Lactobacillus Intestinalis Primes Epithelial Cells to Suppress Colitis‐Related Th17 Response by Host‐Microbe Retinoic Acid Biosynthesis

• Published in: Advanced science Vol. 10; no. 36; pp. e2303457 - n/a
• Main Authors: Wang, Qi‐Wen, Jia, Ding‐Jia‐Cheng, He, Jia‐Min, Sun, Yong, Qian, Yun, Ge, Qi‐Wei, Qi, Ya‐Dong, Wang, Qing‐Yi, Hu, Ying‐Ying, Wang, Lan, Fang, Yan‐Fei, He, Hui‐Qin, Luo, Man, Feng, Li‐Jun, Si, Jian‐Min, Song, Zhang‐Fa, Wang, Liang‐Jing, Chen, Shu‐Jie
• Format: Journal Article
• Language: English
• Published: Germany John Wiley & Sons, Inc 01.12.2023; John Wiley and Sons Inc; Wiley
• Subjects: Acids; Animals; colitis; Colitis - chemically induced; Colitis - drug therapy; Colitis, Ulcerative - drug therapy; Colon; Disease; E coli; Epithelial Cells - metabolism; Feces; Flow cytometry; Homeostasis; Humans; Inflammation; Inflammatory bowel disease; Lymphocytes; Metabolism; Metabolites; Mice; microbes; Microbiota; Pathology; retinoic acid; Th17; Th17 Cells - metabolism; Tretinoin - metabolism; Tretinoin - pharmacology; Tretinoin - therapeutic use; Vitamin A; retinoic acid; colitis; microbes; Th17
• ISSN: 2198-3844; 2198-3844
• DOI: 10.1002/advs.202303457

Gut microbiome is integral to the pathogenesis of ulcerative colitis.

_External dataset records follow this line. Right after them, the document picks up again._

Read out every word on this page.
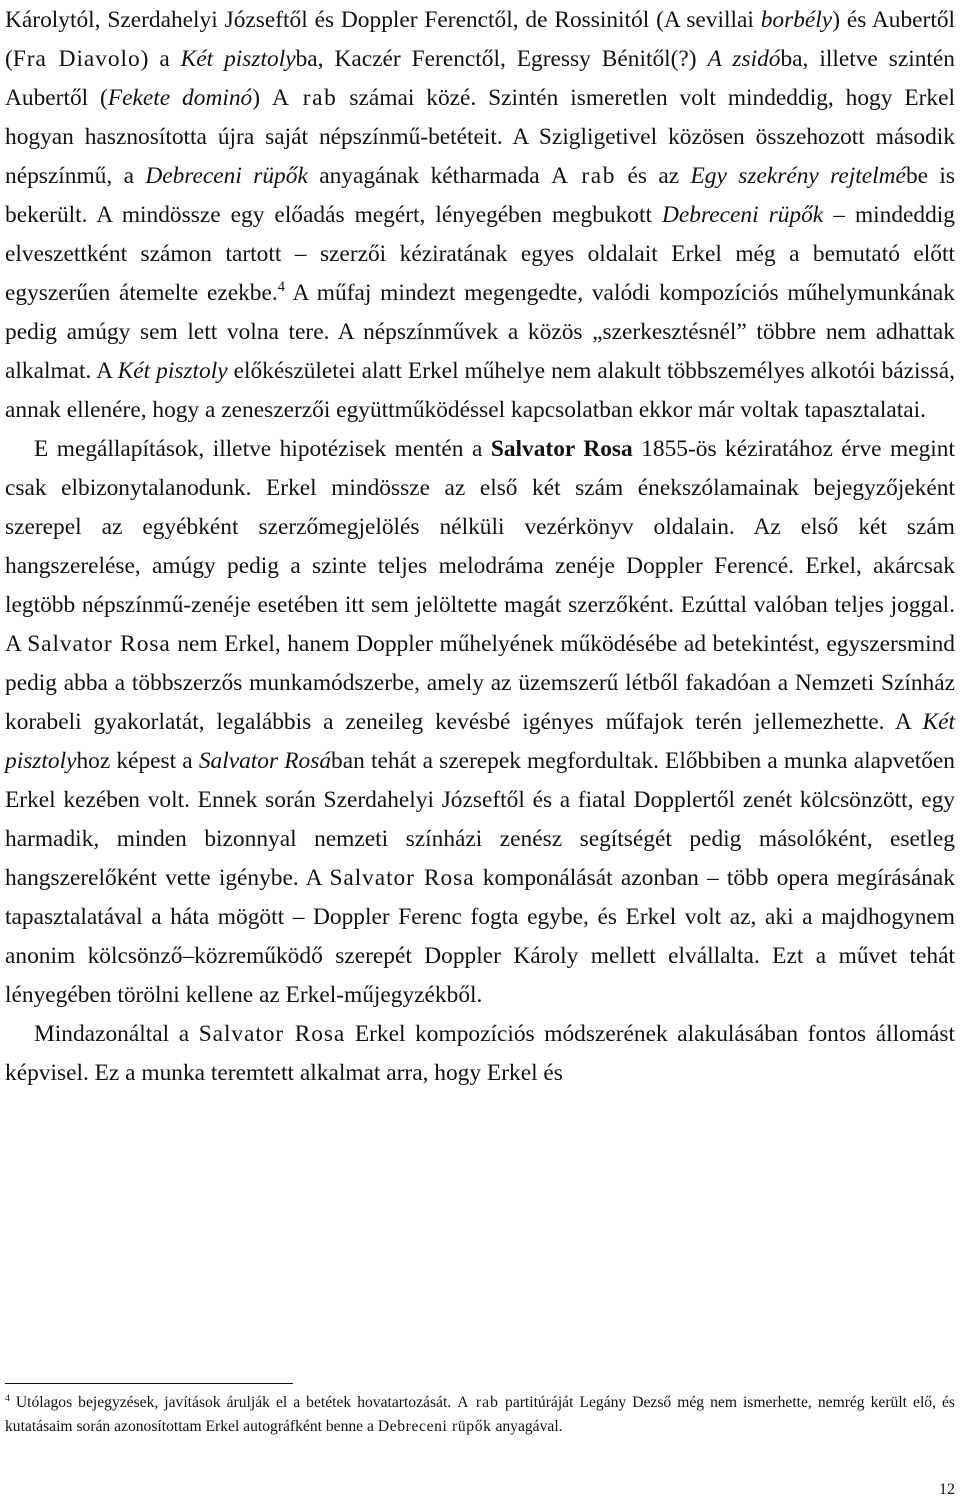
Károlytól, Szerdahelyi Józseftől és Doppler Ferenctől, de Rossinitól (A sevillai borbély) és Aubertől (Fra Diavolo) a Két pisztolyba, Kaczér Ferenctől, Egressy Bénitől(?) A zsidóba, illetve szintén Aubertől (Fekete dominó) A rab számai közé. Szintén ismeretlen volt mindeddig, hogy Erkel hogyan hasznosította újra saját népszínmű-betéteit. A Szigligetivel közösen összehozott második népszínmű, a Debreceni rüpők anyagának kétharmada A rab és az Egy szekrény rejtelmébe is bekerült. A mindössze egy előadás megért, lényegében megbukott Debreceni rüpők – mindeddig elveszettként számon tartott – szerzői kéziratának egyes oldalait Erkel még a bemutató előtt egyszerűen átemelte ezekbe.$^4$ A műfaj mindezt megengedte, valódi kompozíciós műhelymunkának pedig amúgy sem lett volna tere. A népszínművek a közös „szerkesztésnél” többre nem adhattak alkalmat. A Két pisztoly előkészületei alatt Erkel műhelye nem alakult többszemélyes alkotói bázissá, annak ellenére, hogy a zeneszerzői együttműködéssel kapcsolatban ekkor már voltak tapasztalatai.

E megállapítások, illetve hipotézisek mentén a Salvator Rosa 1855-ös kéziratához érve megint csak elbizonytalanodunk. Erkel mindössze az első két szám énekszólamainak bejegyzőjeként szerepel az egyébként szerzőmegjelölés nélküli vezérkönyv oldalain. Az első két szám hangszerelése, amúgy pedig a szinte teljes melodráma zenéje Doppler Ferencé. Erkel, akárcsak legtöbb népszínmű-zenéje esetében itt sem jelöltette magát szerzőként. Ezúttal valóban teljes joggal. A Salvator Rosa nem Erkel, hanem Doppler műhelyének működésébe ad betekintést, egyszersmind pedig abba a többszerzős munkamódszerbe, amely az üzemszerű létből fakadóan a Nemzeti Színház korabeli gyakorlatát, legalábbis a zeneileg kevésbé igényes műfajok terén jellemezhette. A Két pisztolyhoz képest a Salvator Rosában tehát a szerepek megfordultak. Előbbiben a munka alapvetően Erkel kezében volt. Ennek során Szerdahelyi Józseftől és a fiatal Dopplertől zenét kölcsönzött, egy harmadik, minden bizonnyal nemzeti színházi zenész segítségét pedig másolóként, esetleg hangszerelőként vette igénybe. A Salvator Rosa komponálását azonban – több opera megírásának tapasztalatával a háta mögött – Doppler Ferenc fogta egybe, és Erkel volt az, aki a majdhogynem anonim kölcsönző–közreműködő szerepét Doppler Károly mellett elvállalta. Ezt a művet tehát lényegében törölni kellene az Erkel-műjegyzékből.

Mindazonáltal a Salvator Rosa Erkel kompozíciós módszerének alakulásában fontos állomást képvisel. Ez a munka teremtett alkalmat arra, hogy Erkel és

$^4$ Utólagos bejegyzések, javítások árulják el a betétek hovatartozását. A rab partitúráját Legány Dezső még nem ismerhette, nemrég került elő, és kutatásaim során azonosítottam Erkel autográfként benne a Debreceni rüpők anyagával.

12
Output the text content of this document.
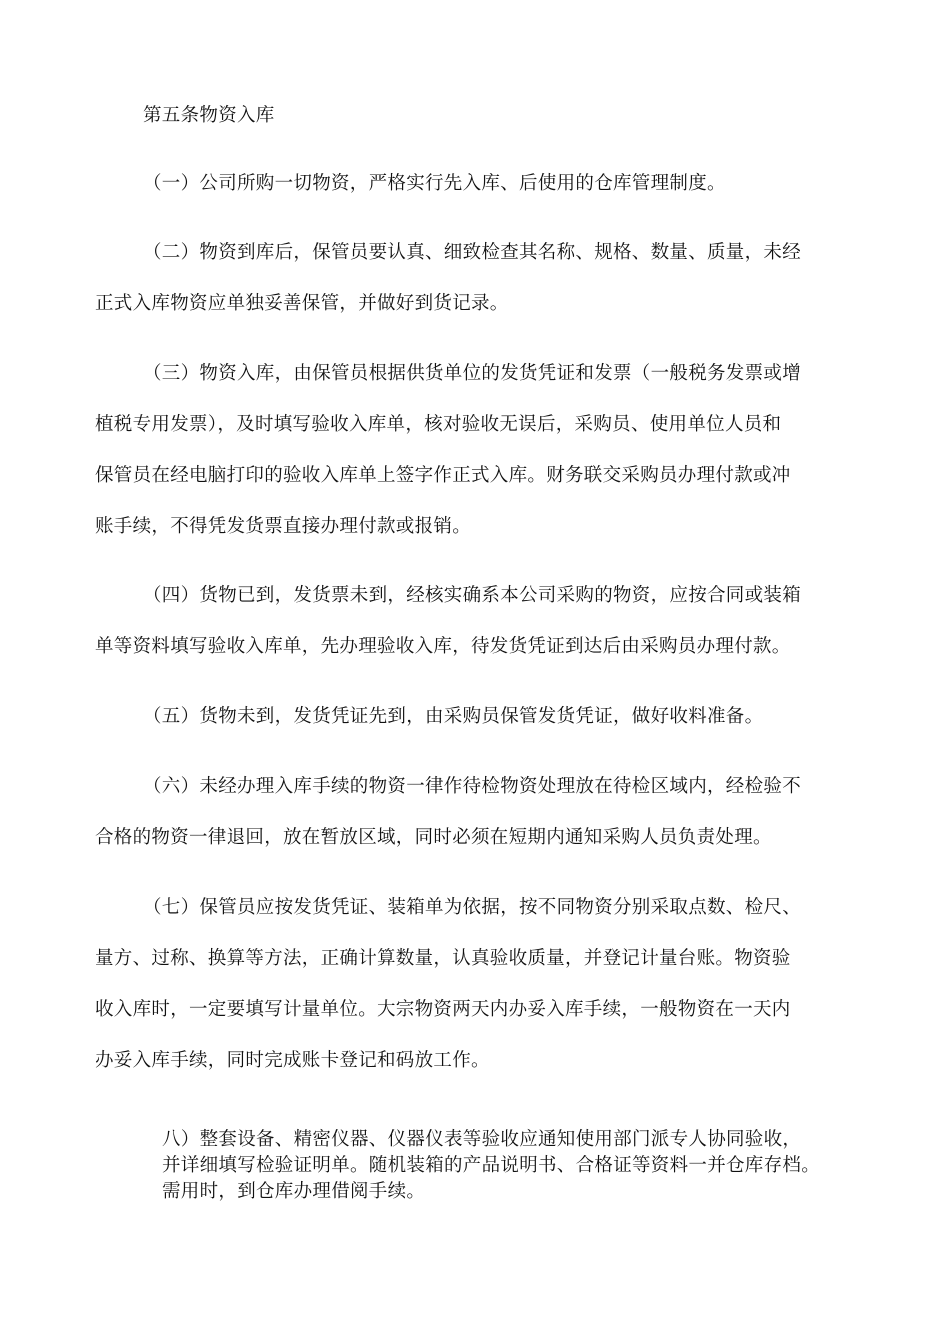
第五条物资入库
（一）公司所购一切物资，严格实行先入库、后使用的仓库管理制度。
（二）物资到库后，保管员要认真、细致检查其名称、规格、数量、质量，未经
正式入库物资应单独妥善保管，并做好到货记录。
（三）物资入库，由保管员根据供货单位的发货凭证和发票（一般税务发票或增
植税专用发票），及时填写验收入库单，核对验收无误后，采购员、使用单位人员和
保管员在经电脑打印的验收入库单上签字作正式入库。财务联交采购员办理付款或冲
账手续，不得凭发货票直接办理付款或报销。
（四）货物已到，发货票未到，经核实确系本公司采购的物资，应按合同或装箱
单等资料填写验收入库单，先办理验收入库，待发货凭证到达后由采购员办理付款。
（五）货物未到，发货凭证先到，由采购员保管发货凭证，做好收料准备。
（六）未经办理入库手续的物资一律作待检物资处理放在待检区域内，经检验不
合格的物资一律退回，放在暂放区域，同时必须在短期内通知采购人员负责处理。
（七）保管员应按发货凭证、装箱单为依据，按不同物资分别采取点数、检尺、
量方、过称、换算等方法，正确计算数量，认真验收质量，并登记计量台账。物资验
收入库时，一定要填写计量单位。大宗物资两天内办妥入库手续，一般物资在一天内
办妥入库手续，同时完成账卡登记和码放工作。
八）整套设备、精密仪器、仪器仪表等验收应通知使用部门派专人协同验收，
并详细填写检验证明单。随机装箱的产品说明书、合格证等资料一并仓库存档。
需用时，到仓库办理借阅手续。
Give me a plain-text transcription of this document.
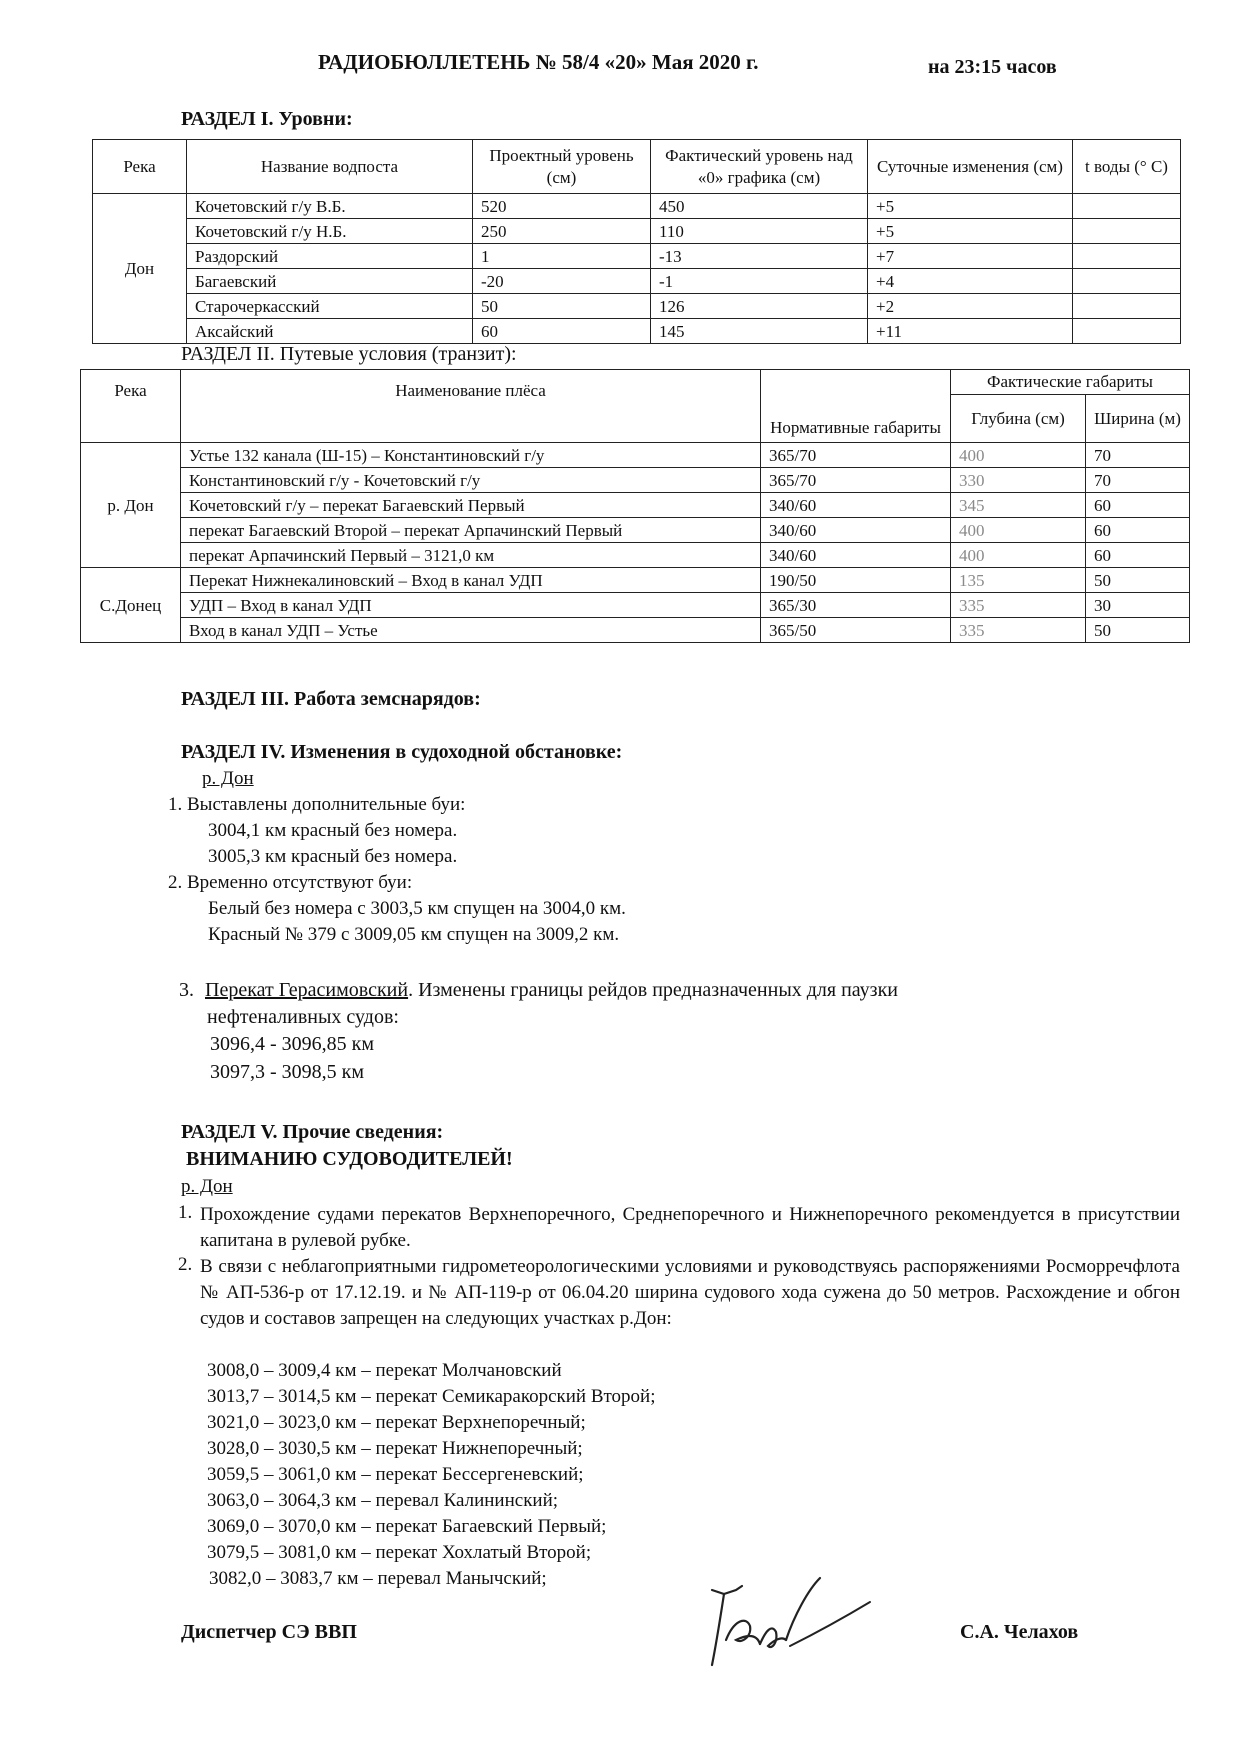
РАДИОБЮЛЛЕТЕНЬ № 58/4 «20» Мая 2020 г.	на 23:15 часов
РАЗДЕЛ I. Уровни:
Река	Название водпоста	Проектный уровень (см)	Фактический уровень над «0» графика (см)	Суточные изменения (см)	t воды (° С)
Дон	Кочетовский г/у В.Б.	520	450	+5	
	Кочетовский г/у Н.Б.	250	110	+5	
	Раздорский	1	-13	+7	
	Багаевский	-20	-1	+4	
	Старочеркасский	50	126	+2	
	Аксайский	60	145	+11	
РАЗДЕЛ II. Путевые условия (транзит):
Река	Наименование плёса	Нормативные габариты	Фактические габариты	
			Глубина (см)	Ширина (м)
р. Дон	Устье 132 канала (Ш-15) – Константиновский г/у	365/70	400	70
	Константиновский г/у - Кочетовский г/у	365/70	330	70
	Кочетовский г/у – перекат Багаевский Первый	340/60	345	60
	перекат Багаевский Второй – перекат Арпачинский Первый	340/60	400	60
	перекат Арпачинский Первый – 3121,0 км	340/60	400	60
С.Донец	Перекат Нижнекалиновский – Вход в канал УДП	190/50	135	50
	УДП – Вход в канал УДП	365/30	335	30
	Вход в канал УДП – Устье	365/50	335	50
РАЗДЕЛ III. Работа земснарядов:
РАЗДЕЛ IV. Изменения в судоходной обстановке:
р. Дон
1. Выставлены дополнительные буи:
3004,1 км красный без номера.
3005,3 км красный без номера.
2. Временно отсутствуют буи:
Белый без номера с 3003,5 км спущен на 3004,0 км.
Красный № 379 с 3009,05 км спущен на 3009,2 км.
3. Перекат Герасимовский. Изменены границы рейдов предназначенных для паузки
нефтеналивных судов:
3096,4 - 3096,85 км
3097,3 - 3098,5 км
РАЗДЕЛ V. Прочие сведения:
ВНИМАНИЮ СУДОВОДИТЕЛЕЙ!
р. Дон
1. Прохождение судами перекатов Верхнепоречного, Среднепоречного и Нижнепоречного рекомендуется в присутствии капитана в рулевой рубке.
2. В связи с неблагоприятными гидрометеорологическими условиями и руководствуясь распоряжениями Росморречфлота № АП-536-р от 17.12.19. и № АП-119-р от 06.04.20 ширина судового хода сужена до 50 метров. Расхождение и обгон судов и составов запрещен на следующих участках р.Дон:
3008,0 – 3009,4 км – перекат Молчановский
3013,7 – 3014,5 км – перекат Семикаракорский Второй;
3021,0 – 3023,0 км – перекат Верхнепоречный;
3028,0 – 3030,5 км – перекат Нижнепоречный;
3059,5 – 3061,0 км – перекат Бессергеневский;
3063,0 – 3064,3 км – перевал Калининский;
3069,0 – 3070,0 км – перекат Багаевский Первый;
3079,5 – 3081,0 км – перекат Хохлатый Второй;
3082,0 – 3083,7 км – перевал Манычский;
Диспетчер СЭ ВВП	С.А. Челахов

A novel probiotic Lactobacillus intestinalis (L. intestinalis) exerts a protective effect against dextran sodium sulfate‐induced colitis in mice. Based on flow cytometry, colitis‐associated Th17 cells are the target of L. intestinalis, which is supported by the lack of protective effects of L. intestinalis in T cell‐null Rag1−/− mice or upon anti‐IL‐17‐A antibody‐treated mice. Although L. intestinalis exerts no direct effect on T cell differentiation, it decreases C/EBPA‐driven gut epithelial SAA1 and SAA2 production, which in turn impairs Th17 cell differentiation. Cometabolism of L. intestinalis ALDH and host ALDH1A2 contributed to elevated biosynthesis of retinoic acid (RA), which accounts for the anti‐colitis effect in RAR‐α ‐mediated way. In a cohort of ulcerative colitis patients, it is observed that fecal abundance of L. intestinalis is negatively associated with the C/EBPA‐SAA1/2‐Th17 axis. Finally, L. intestinalis has a synergistic effect with mesalazine in alleviating murine colitis. In conclusion, L. intestinalis and associated metabolites, RA, have potential therapeutic effects for suppressing colonic inflammation by modulating the crosstalk between intestinal epithelia and immunity. By improving retinoic acid synthesis, a novel probiotic L. intestinalis exerts a protective effect against colitis. Retinoic acid triggers epithelial gene alteration, including SAA1, SAA2, and C/EBPA, to downregulate RORγt+ Th17 cells. L. intestinalis and its associated metabolite, retinoic acid, have potential therapeutic effects for suppressing colonic inflammation.